Факт остаётся тот, что мне пришлось ручками создавать .so.0, и непонятно, можно ли было без этого обойтись. Непонятно также, чем же я такой неправильный пользователь, что у меня это проблема возникла, тогда как у других всё в порядке.

 *Quote:*   

> Криво. Но ведь это неважно, верно? 

 

Не фатально, но важно. Важно для того, чтобы оставаться в рамках той системы, которая поддерживается командой gentoo. Я полагаю, лучше понимать то, что есть, чем придумывать себе новые проблемы. Потому вопрос и возник.

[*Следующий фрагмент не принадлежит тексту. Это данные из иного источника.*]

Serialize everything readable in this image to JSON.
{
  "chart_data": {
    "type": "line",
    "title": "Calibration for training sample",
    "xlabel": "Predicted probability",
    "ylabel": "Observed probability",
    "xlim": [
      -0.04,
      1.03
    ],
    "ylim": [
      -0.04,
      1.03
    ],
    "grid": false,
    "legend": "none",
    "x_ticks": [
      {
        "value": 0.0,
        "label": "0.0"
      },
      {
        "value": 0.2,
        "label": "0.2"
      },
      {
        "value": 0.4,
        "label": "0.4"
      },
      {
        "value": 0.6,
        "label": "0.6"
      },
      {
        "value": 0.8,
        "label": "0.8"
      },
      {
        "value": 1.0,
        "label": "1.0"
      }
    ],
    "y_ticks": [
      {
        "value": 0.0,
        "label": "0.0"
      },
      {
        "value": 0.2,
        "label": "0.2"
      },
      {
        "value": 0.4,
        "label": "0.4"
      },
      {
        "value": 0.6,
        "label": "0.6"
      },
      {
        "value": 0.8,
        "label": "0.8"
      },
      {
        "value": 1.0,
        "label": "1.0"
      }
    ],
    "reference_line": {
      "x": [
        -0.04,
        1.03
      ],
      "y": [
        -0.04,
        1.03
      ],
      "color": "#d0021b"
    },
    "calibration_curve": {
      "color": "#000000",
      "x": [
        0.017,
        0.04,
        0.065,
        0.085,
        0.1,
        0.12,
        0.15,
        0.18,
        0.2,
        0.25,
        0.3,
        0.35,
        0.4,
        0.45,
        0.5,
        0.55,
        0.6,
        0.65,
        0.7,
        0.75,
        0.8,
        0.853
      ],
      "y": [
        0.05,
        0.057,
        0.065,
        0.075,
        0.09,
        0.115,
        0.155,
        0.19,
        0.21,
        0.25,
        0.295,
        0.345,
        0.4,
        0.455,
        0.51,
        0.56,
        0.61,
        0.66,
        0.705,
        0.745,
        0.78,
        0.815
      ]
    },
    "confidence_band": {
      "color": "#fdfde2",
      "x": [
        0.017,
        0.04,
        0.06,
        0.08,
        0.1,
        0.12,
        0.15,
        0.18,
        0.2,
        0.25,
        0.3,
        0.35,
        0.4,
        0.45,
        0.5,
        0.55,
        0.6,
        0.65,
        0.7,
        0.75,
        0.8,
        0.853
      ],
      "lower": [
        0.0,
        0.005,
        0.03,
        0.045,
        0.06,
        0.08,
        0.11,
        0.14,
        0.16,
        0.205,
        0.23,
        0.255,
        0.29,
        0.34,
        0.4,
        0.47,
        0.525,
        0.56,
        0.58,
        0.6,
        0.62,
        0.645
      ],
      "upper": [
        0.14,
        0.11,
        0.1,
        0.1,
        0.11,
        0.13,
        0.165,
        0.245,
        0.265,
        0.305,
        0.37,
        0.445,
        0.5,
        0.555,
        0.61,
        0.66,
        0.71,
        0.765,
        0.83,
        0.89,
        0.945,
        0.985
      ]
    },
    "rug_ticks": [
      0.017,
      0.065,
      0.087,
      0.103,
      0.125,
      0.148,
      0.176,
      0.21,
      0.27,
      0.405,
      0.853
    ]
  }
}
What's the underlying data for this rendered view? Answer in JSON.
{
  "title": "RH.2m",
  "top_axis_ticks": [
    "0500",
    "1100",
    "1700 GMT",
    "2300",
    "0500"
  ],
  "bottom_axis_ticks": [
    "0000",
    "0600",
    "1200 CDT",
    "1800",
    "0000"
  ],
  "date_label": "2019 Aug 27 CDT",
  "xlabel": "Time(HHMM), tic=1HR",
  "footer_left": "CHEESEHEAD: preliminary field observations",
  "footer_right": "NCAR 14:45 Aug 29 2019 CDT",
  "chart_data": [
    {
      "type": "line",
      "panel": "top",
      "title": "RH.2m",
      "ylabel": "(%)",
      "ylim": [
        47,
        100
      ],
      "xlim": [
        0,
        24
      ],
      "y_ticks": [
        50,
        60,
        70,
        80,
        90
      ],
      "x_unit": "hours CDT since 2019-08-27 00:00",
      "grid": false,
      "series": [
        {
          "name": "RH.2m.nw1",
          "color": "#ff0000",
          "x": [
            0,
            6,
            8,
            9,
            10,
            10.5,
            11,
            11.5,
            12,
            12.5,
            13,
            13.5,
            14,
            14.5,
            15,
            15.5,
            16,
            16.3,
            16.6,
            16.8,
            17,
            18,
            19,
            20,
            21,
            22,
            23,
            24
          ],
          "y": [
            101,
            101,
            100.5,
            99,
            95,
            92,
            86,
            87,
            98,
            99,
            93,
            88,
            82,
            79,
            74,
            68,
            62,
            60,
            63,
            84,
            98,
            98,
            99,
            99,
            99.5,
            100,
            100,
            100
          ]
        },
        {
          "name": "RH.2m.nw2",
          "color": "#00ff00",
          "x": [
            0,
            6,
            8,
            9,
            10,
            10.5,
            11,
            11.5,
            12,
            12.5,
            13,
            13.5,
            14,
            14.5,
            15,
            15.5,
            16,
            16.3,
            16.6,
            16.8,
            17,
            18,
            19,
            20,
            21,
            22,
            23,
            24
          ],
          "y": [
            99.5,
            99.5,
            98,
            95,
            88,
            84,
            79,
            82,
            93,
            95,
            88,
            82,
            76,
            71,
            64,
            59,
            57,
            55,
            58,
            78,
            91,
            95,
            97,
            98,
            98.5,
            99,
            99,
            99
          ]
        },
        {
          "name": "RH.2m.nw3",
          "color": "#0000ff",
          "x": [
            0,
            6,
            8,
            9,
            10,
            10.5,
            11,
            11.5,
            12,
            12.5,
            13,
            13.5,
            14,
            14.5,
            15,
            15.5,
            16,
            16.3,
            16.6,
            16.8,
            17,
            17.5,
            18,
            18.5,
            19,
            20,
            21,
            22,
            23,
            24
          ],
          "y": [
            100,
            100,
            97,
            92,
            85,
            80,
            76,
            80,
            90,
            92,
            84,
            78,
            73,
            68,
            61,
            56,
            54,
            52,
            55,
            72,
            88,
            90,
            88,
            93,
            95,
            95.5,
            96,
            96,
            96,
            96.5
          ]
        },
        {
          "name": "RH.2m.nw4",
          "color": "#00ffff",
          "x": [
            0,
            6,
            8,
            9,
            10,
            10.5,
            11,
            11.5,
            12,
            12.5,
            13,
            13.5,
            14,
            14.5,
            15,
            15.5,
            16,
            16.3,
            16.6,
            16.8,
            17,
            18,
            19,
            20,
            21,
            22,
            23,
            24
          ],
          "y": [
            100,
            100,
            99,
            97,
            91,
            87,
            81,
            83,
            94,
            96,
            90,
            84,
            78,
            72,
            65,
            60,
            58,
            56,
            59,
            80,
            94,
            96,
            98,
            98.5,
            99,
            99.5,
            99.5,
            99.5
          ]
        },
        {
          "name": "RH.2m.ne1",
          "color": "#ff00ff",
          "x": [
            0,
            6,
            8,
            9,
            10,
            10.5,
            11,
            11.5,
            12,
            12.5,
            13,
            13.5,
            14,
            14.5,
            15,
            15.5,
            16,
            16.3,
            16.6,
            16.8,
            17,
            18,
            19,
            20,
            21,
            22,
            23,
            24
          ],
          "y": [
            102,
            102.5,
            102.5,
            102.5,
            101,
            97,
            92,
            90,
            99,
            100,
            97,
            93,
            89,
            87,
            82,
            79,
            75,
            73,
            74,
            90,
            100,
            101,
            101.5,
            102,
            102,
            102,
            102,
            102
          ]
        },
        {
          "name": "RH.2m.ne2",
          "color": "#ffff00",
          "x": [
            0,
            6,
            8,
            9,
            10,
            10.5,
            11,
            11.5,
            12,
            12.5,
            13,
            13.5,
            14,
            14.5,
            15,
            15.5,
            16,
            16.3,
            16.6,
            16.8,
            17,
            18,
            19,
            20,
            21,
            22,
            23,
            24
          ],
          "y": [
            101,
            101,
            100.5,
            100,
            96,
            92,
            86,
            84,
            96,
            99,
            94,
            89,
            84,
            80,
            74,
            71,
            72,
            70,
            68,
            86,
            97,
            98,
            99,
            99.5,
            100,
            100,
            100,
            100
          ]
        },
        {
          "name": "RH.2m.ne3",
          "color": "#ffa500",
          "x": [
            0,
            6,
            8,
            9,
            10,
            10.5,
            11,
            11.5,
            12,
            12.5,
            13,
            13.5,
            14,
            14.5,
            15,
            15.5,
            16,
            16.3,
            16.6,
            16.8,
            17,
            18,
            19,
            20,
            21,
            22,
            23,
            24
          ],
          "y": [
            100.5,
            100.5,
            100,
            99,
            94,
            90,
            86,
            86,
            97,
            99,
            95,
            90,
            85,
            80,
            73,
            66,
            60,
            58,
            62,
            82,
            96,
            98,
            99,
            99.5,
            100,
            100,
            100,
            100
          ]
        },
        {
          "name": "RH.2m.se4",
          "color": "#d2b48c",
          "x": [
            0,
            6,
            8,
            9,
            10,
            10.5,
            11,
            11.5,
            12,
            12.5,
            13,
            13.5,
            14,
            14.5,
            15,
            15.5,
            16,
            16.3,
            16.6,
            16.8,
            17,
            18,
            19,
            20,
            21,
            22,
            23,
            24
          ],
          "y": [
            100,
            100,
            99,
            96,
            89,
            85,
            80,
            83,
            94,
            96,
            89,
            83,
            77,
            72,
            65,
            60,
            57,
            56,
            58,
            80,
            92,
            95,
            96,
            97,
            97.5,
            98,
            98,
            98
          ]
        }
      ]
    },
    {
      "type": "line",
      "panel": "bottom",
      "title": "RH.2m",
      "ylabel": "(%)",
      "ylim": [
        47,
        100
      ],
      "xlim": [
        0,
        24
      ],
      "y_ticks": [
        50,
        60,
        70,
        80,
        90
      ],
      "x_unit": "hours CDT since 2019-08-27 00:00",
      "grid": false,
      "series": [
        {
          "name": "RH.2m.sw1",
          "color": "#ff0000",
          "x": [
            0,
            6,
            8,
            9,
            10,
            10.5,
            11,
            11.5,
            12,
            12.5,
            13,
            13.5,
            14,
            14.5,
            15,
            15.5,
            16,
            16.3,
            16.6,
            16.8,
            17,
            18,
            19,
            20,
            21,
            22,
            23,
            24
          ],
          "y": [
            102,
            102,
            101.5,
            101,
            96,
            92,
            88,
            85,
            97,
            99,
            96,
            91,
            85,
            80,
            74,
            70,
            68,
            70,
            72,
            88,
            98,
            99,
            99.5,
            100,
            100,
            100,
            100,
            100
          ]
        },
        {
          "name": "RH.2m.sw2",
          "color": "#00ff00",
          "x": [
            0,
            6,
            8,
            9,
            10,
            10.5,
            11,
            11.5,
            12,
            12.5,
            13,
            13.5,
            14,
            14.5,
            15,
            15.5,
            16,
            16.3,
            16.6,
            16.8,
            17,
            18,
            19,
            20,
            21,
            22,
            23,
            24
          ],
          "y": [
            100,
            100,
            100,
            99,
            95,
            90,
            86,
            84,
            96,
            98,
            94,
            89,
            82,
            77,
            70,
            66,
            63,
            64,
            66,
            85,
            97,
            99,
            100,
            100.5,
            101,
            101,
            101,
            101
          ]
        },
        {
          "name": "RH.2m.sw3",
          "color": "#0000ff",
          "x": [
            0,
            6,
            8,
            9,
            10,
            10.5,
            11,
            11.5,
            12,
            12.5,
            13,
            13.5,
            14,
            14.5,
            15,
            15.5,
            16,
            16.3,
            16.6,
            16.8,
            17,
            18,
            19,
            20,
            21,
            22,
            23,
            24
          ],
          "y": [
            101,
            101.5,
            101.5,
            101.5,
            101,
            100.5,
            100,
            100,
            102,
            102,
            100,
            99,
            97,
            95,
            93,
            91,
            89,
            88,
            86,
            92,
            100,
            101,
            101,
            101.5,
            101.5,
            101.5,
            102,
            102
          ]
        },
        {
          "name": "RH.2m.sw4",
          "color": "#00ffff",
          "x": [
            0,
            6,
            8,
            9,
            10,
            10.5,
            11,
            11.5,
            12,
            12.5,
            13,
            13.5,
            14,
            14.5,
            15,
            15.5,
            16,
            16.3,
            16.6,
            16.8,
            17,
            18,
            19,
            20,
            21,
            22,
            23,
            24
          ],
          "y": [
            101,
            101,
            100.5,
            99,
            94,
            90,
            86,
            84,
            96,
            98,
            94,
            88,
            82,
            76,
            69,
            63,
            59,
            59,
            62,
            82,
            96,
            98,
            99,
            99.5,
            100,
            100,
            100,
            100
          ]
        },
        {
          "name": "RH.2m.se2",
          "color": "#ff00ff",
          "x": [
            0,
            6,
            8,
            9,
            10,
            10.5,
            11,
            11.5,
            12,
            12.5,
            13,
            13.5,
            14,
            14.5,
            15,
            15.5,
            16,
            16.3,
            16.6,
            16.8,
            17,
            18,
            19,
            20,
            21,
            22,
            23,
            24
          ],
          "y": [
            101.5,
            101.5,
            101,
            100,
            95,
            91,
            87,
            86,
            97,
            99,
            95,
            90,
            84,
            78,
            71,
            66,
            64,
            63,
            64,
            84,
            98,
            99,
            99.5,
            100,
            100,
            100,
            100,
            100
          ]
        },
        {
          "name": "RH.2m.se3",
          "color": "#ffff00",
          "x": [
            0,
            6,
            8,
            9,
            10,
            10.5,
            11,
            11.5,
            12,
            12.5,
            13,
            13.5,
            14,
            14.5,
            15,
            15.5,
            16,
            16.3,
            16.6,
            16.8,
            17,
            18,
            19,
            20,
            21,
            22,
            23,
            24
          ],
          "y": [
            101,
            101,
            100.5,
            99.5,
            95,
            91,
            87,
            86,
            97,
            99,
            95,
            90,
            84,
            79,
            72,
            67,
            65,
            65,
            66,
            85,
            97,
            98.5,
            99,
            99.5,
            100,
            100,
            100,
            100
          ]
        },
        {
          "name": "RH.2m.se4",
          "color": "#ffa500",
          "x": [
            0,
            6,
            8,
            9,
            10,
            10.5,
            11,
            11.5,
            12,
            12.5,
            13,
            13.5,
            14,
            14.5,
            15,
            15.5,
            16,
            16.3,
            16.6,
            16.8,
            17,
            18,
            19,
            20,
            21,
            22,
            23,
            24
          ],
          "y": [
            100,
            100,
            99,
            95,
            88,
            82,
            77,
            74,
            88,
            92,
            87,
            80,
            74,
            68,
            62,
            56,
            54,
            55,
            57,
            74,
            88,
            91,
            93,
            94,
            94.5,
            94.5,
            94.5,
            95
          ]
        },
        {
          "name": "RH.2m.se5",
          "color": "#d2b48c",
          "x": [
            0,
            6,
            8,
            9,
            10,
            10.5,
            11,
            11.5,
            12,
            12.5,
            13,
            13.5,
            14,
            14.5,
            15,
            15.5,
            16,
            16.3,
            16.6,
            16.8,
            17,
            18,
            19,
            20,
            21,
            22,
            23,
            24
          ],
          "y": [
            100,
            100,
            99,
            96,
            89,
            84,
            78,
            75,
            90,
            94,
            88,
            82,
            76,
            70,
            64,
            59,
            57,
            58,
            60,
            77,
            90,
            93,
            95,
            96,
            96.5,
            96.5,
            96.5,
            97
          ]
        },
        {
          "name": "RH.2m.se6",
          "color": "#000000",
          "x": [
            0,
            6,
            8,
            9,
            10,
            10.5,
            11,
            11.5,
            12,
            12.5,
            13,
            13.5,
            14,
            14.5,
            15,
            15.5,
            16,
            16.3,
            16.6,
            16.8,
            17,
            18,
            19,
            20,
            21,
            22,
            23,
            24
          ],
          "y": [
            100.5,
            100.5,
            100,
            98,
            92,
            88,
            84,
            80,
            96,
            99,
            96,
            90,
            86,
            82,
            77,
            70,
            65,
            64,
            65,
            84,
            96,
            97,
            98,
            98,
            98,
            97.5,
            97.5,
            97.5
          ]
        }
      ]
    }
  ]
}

Поскольку теперь уже всё починено, а следы неисправности заметены, то можно считать, что вопрос снят. Ещё раз спасибо.

----------

## user11

// Да, конечно, гуглить мозиллой на рабочей системе веселее, чем links'ом из консольки 80x25  :Smile: 

Нашёл-таки тред

https://forums.gentoo.org/viewtopic-t-575289.html

где, после долгих выяснений и недосказанностей, разработчики признаются, что это (если я правильно понял, что *это* - и есть моя проблема) баг:

https://forums.gentoo.org/viewtopic-t-575289-postdays-0-postorder-asc-highlight-188782-start-25.html#4185129

и ссылаются на баг в portage https://bugs.gentoo.org/show_bug.cgi?id=188782 (баг уже исправлен).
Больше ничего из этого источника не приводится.